Il existe donc en France, dans l’institution scolaire, un enseignement qui ne se laisse pas définir dans la seule limite des nécessites scolaires, un enseignement dont la capacité de renouvellement témoigne de sa relation privilégiée avec le temps présent et dont le lien original avec la tradition garantit le pluralisme et la liberté de style, un enseignement visant, non pas à compléter simplement une culture, mais à instruire véritablement dans l’ordre des idées représenté et médité pour lui-même. Sa jeunesse tient à sa capacité de réinventer son propre contenu, d’intégrer et de surmonter les modes qui le traversent. Mais, tandis que la plupart des autres enseignements sont soutenus par la société dont ils paraissent exprimer ou servir les intérêts immédiats, l’enseignement philosophique a besoin, pour exister et pour avoir les moyens de remplir ses obligations, d’un projet et d’une volonté politiques. Sa misère ou sa prospérité témoignent de la médiocrité ou de la qualité des ambitions que nourrit une société et qui lui donnent son sens.

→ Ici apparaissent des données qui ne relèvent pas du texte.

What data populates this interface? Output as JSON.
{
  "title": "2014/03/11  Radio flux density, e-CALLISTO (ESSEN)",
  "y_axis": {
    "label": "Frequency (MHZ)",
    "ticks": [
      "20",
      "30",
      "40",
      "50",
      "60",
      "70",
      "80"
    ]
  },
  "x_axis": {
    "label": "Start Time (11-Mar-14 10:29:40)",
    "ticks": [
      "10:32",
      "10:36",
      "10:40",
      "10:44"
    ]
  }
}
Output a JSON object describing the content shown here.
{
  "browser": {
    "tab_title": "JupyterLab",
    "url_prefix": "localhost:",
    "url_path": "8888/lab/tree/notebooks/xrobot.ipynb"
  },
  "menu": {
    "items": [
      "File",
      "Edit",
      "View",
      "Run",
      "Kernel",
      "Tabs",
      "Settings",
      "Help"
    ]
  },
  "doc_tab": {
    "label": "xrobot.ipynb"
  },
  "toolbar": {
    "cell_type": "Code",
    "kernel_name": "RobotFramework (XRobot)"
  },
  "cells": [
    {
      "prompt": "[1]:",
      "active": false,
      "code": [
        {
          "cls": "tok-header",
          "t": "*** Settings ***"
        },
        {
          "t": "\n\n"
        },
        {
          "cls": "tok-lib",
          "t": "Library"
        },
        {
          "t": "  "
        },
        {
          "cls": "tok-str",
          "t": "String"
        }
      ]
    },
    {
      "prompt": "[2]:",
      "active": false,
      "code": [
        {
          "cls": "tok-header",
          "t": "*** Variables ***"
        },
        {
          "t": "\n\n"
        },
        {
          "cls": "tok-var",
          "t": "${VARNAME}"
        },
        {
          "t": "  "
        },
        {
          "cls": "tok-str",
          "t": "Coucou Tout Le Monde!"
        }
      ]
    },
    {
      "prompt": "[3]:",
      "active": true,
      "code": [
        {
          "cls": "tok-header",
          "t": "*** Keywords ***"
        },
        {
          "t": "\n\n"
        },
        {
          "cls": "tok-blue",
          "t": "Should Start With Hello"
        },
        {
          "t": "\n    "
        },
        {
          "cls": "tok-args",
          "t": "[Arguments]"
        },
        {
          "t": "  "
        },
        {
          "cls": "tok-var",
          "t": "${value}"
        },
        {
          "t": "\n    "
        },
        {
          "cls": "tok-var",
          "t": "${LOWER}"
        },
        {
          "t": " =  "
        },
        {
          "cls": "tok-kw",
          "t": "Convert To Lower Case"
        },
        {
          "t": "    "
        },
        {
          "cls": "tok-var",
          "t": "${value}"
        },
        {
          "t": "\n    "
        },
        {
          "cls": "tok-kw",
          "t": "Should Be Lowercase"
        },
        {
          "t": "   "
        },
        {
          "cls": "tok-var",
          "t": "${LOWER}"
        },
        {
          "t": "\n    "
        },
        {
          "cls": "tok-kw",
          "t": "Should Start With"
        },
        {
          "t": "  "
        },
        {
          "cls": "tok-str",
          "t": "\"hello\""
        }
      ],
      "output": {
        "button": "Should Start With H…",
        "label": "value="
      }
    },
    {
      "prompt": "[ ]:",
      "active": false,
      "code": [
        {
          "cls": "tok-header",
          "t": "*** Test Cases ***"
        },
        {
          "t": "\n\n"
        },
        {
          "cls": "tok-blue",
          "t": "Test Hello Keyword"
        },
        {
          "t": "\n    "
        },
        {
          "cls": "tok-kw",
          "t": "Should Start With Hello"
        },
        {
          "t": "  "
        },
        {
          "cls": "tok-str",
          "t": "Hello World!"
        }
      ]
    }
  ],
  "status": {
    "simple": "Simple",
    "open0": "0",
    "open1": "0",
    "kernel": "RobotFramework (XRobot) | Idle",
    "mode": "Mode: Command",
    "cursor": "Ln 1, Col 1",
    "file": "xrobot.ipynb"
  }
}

La bonne conscience d'une école sans mérite

Ce tapuscrit de 4 pages (rédigé sur papier à en-tête du ministère) est daté du 17 janvier 1986. Nous ne savons pas à qui il était destiné. Deux pages suivent, non numérotée, non datées, qui semblent un développement de la conclusion.


Version Pdf

Dans l’ordre de la rigueur intellectuelle, les intentions ont peu d’importance. Il peut arriver, par exemple, que des maîtres se lancent avec ardeur et sincérité dans ce qu’il est convenu d’appeler la rénovation pédagogique, mais en la matière on doit surtout craindre les bons sentiments qui toujours aggravent plutôt qu’ils n’atténuent le mal. Nous sommes venus au temps où le refus d’enseigner n’a plus guère besoin de déguisement.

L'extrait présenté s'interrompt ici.